Ludovico looked at him. He felt light-headed, his vision slashed with instants of absolute blackness. He raised his scorched voice to an audible rasp. "With your blessing, I wish to make my profession as a Knight of Saint John."

His legs buckled and Del Monte held him upright. Ludovico rallied. He followed Del Monte's gaze and saw that his boots were filled to their tops with murky fluid and curdled blood. Del Monte called a younger knight and told him and Anacleto to take Ludovico to the infirmary.

"As to your induction into the Convent," said Del Monte, "leave it to me."

Of the walk to the infirmary, across the bridge of boats, which heaved and rocked with the exodus of halt and maimed, he remembered little. To make better progress through the rabble his escorts laid about them with the flats of their swords.
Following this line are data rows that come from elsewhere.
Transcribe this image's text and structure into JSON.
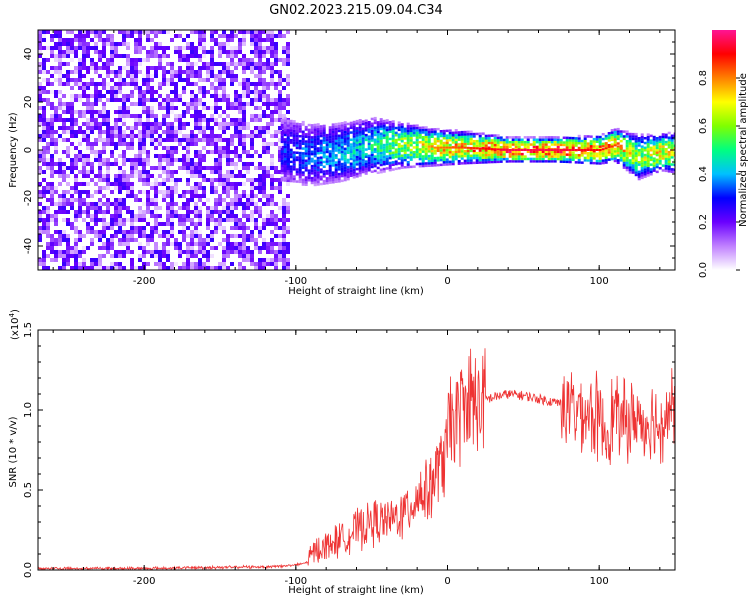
{
  "title": "GN02.2023.215.09.04.C34",
  "chart_data": [
    {
      "type": "heatmap",
      "xlabel": "Height of straight line (km)",
      "ylabel": "Frequency (Hz)",
      "xlim": [
        -270,
        150
      ],
      "ylim": [
        -50,
        50
      ],
      "x_ticks": [
        -200,
        -100,
        0,
        100
      ],
      "y_ticks": [
        -40,
        -20,
        0,
        20,
        40
      ],
      "colorbar": {
        "label": "Normalized spectral amplitude",
        "range": [
          0,
          1
        ],
        "ticks": [
          "0.0",
          "0.2",
          "0.4",
          "0.6",
          "0.8"
        ],
        "colors": [
          "#ffffff",
          "#c080ff",
          "#6a00ff",
          "#0000ff",
          "#00c0ff",
          "#00ff80",
          "#80ff00",
          "#ffff00",
          "#ff8000",
          "#ff0000",
          "#ff1493"
        ]
      },
      "noise_region": {
        "x": [
          -270,
          -105
        ],
        "freq": [
          -50,
          50
        ],
        "amplitude": [
          0.0,
          0.25
        ]
      },
      "signal_track": [
        {
          "x": -110,
          "freq": 0,
          "amplitude": 0.3
        },
        {
          "x": -90,
          "freq": -2,
          "amplitude": 0.35
        },
        {
          "x": -70,
          "freq": -1,
          "amplitude": 0.4
        },
        {
          "x": -50,
          "freq": 2,
          "amplitude": 0.45
        },
        {
          "x": -30,
          "freq": 2,
          "amplitude": 0.6
        },
        {
          "x": -10,
          "freq": 1,
          "amplitude": 0.7
        },
        {
          "x": 10,
          "freq": 1,
          "amplitude": 0.75
        },
        {
          "x": 40,
          "freq": 0,
          "amplitude": 0.85
        },
        {
          "x": 70,
          "freq": 0,
          "amplitude": 0.85
        },
        {
          "x": 100,
          "freq": 0,
          "amplitude": 0.8
        },
        {
          "x": 110,
          "freq": 2,
          "amplitude": 0.75
        },
        {
          "x": 125,
          "freq": -3,
          "amplitude": 0.6
        },
        {
          "x": 140,
          "freq": -1,
          "amplitude": 0.7
        },
        {
          "x": 150,
          "freq": -1,
          "amplitude": 0.65
        }
      ]
    },
    {
      "type": "line",
      "xlabel": "Height of straight line (km)",
      "ylabel": "SNR (10 * v/v)",
      "y_multiplier": "(x10",
      "y_multiplier_exp": "4",
      "xlim": [
        -270,
        150
      ],
      "ylim": [
        0,
        1.5
      ],
      "x_ticks": [
        -200,
        -100,
        0,
        100
      ],
      "y_ticks": [
        "0.0",
        "0.5",
        "1.0",
        "1.5"
      ],
      "line_color": "#ee3333",
      "series": [
        {
          "x": [
            -270,
            -240,
            -200,
            -160,
            -120,
            -100,
            -92,
            -88,
            -80,
            -70,
            -60,
            -50,
            -40,
            -30,
            -20,
            -10,
            -5,
            0,
            5,
            10,
            20,
            30,
            40,
            50,
            60,
            70,
            80,
            90,
            100,
            105,
            110,
            115,
            120,
            125,
            130,
            135,
            140,
            145,
            150
          ],
          "y": [
            0.01,
            0.01,
            0.01,
            0.015,
            0.02,
            0.03,
            0.05,
            0.12,
            0.15,
            0.2,
            0.25,
            0.3,
            0.3,
            0.35,
            0.45,
            0.55,
            0.65,
            0.8,
            0.95,
            1.0,
            1.05,
            1.08,
            1.1,
            1.09,
            1.07,
            1.05,
            1.03,
            1.0,
            0.95,
            0.85,
            1.0,
            0.92,
            0.93,
            0.95,
            0.92,
            0.95,
            0.9,
            1.0,
            1.0
          ]
        }
      ]
    }
  ]
}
An unknown peasant woman gave him wine from a skin; he didn't know why. When they reached the Sacred Infirmary they found such chaos and confusion that his escorts refused to abandon him. They made to carry him the extra few hundred yards to the Auberge of Italy, or so, in his dazed condition, he vaguely grasped. As they turned, Ludovico stopped and fought against their hands.

There, across the gore-caked anteroom, he saw a woman bent over a convulsing mass of wounds, which he realized was a naked man that she pinned to a table. Her arms were crimson to the shoulders. Her hair had fallen loose and was plastered to the gouts that smeared her face. But neither
this nor the carvings of exhaustion on her brow could mar her beauty, still less the tenderness of her countenance. He tried to call out but his throat failed him. He envied the man on the table. Jealousy pierced his bowels. And more than his bone-deep fatigue, more than his wounds, more than the ecstasy and horror that had taxed his soul, it was the sight of her that brought him to his knees.